Hoy tomo café con...


… José Morella


José Morella: “Estamos en un momento en el que los prejuicios se ven con más claridad. Están aún ahí y son los mismos. Ahora los podemos ver mejor, esa es la gran diferencia”.

José Morella: "La escritura es un privilegio de clase, yo me he colado de chiripa"
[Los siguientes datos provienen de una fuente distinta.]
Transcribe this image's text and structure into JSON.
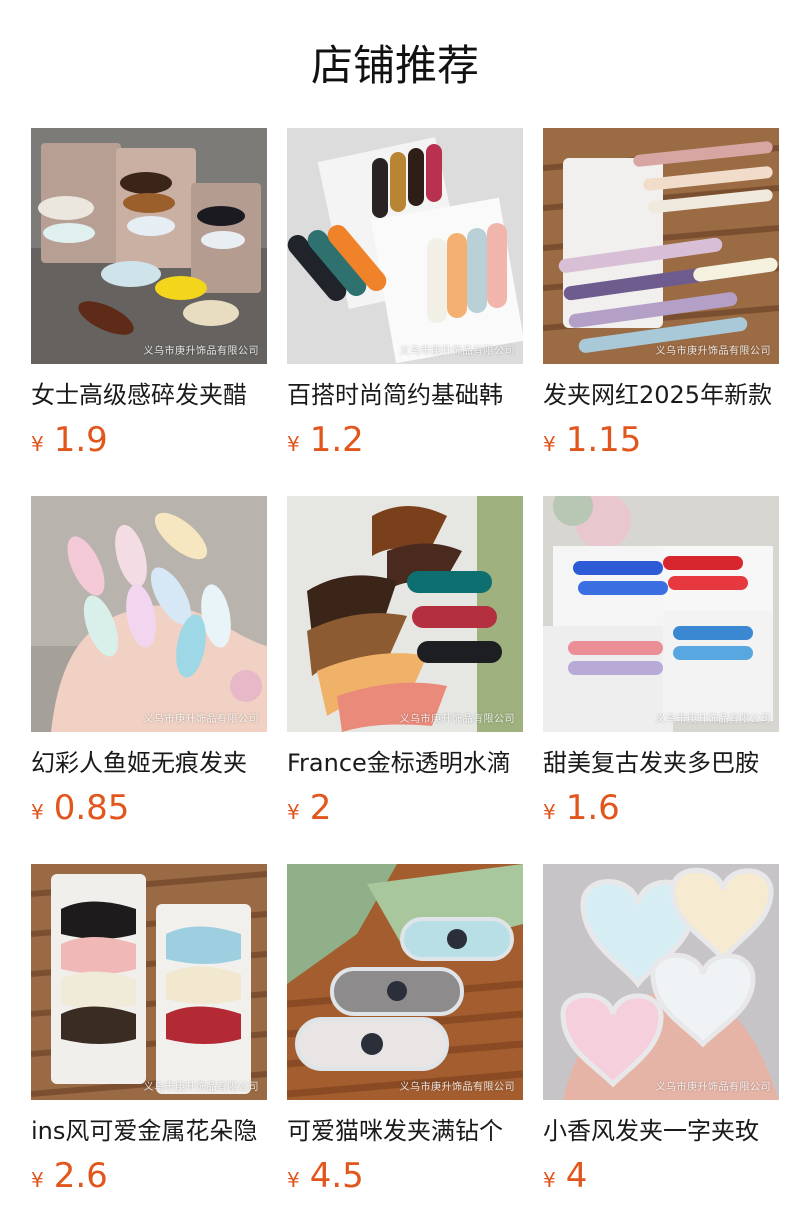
{
  "page": {
    "title": "店铺推荐"
  },
  "colors": {
    "price": "#e0561c",
    "text": "#1a1a1a",
    "background": "#ffffff"
  },
  "products": [
    {
      "title": "女士高级感碎发夹醋",
      "currency": "¥",
      "price": "1.9",
      "watermark": "义乌市庚升饰品有限公司",
      "image_subject": "hair clips on gray card"
    },
    {
      "title": "百搭时尚简约基础韩",
      "currency": "¥",
      "price": "1.2",
      "watermark": "义乌市庚升饰品有限公司",
      "image_subject": "pastel hair clips on white card"
    },
    {
      "title": "发夹网红2025年新款",
      "currency": "¥",
      "price": "1.15",
      "watermark": "义乌市庚升饰品有限公司",
      "image_subject": "long bar clips in basket"
    },
    {
      "title": "幻彩人鱼姬无痕发夹",
      "currency": "¥",
      "price": "0.85",
      "watermark": "义乌市庚升饰品有限公司",
      "image_subject": "iridescent clips in hand"
    },
    {
      "title": "France金标透明水滴",
      "currency": "¥",
      "price": "2",
      "watermark": "义乌市庚升饰品有限公司",
      "image_subject": "teardrop clips on white"
    },
    {
      "title": "甜美复古发夹多巴胺",
      "currency": "¥",
      "price": "1.6",
      "watermark": "义乌市庚升饰品有限公司",
      "image_subject": "blue and red duckbill clips"
    },
    {
      "title": "ins风可爱金属花朵隐",
      "currency": "¥",
      "price": "2.6",
      "watermark": "义乌市庚升饰品有限公司",
      "image_subject": "flower clips on cards"
    },
    {
      "title": "可爱猫咪发夹满钻个",
      "currency": "¥",
      "price": "4.5",
      "watermark": "义乌市庚升饰品有限公司",
      "image_subject": "rhinestone cat clips"
    },
    {
      "title": "小香风发夹一字夹玫",
      "currency": "¥",
      "price": "4",
      "watermark": "义乌市庚升饰品有限公司",
      "image_subject": "heart rhinestone clips in hand"
    }
  ]
}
En West End, el escritor aborda la enfermedad mental del abuelo materno, un episodio silenciado de la historia familiar donde se trenza la migración y la vida bajo la dictadura

"De alguna manera, usar ese material básico mío se convirtió a la vez en una especie de tributo y obligación moral. Un modo de darle voz a mi gente", reivindica



West End abre una puerta a esa afanosa búsqueda de respuestas que el narrador José Morella nos plantea con su novela, habla del control físico y psíquico que se ejerce sobre las personas, pero sobre todo de la liberación del mismo. Huir de la miseria y del silencio obligatorio nos cuesta a veces la vida entera, aunque trae consigo una alegría inmensa, la preciosa experiencia de alcanzar un espacio para el movimiento genuino, para el discurso limpio, para la verdadera cercanía con los demás. West End (Premio Novela Café Gijón, 2019) se convierte así en la descripción casi elegiaca de un dolor familiar.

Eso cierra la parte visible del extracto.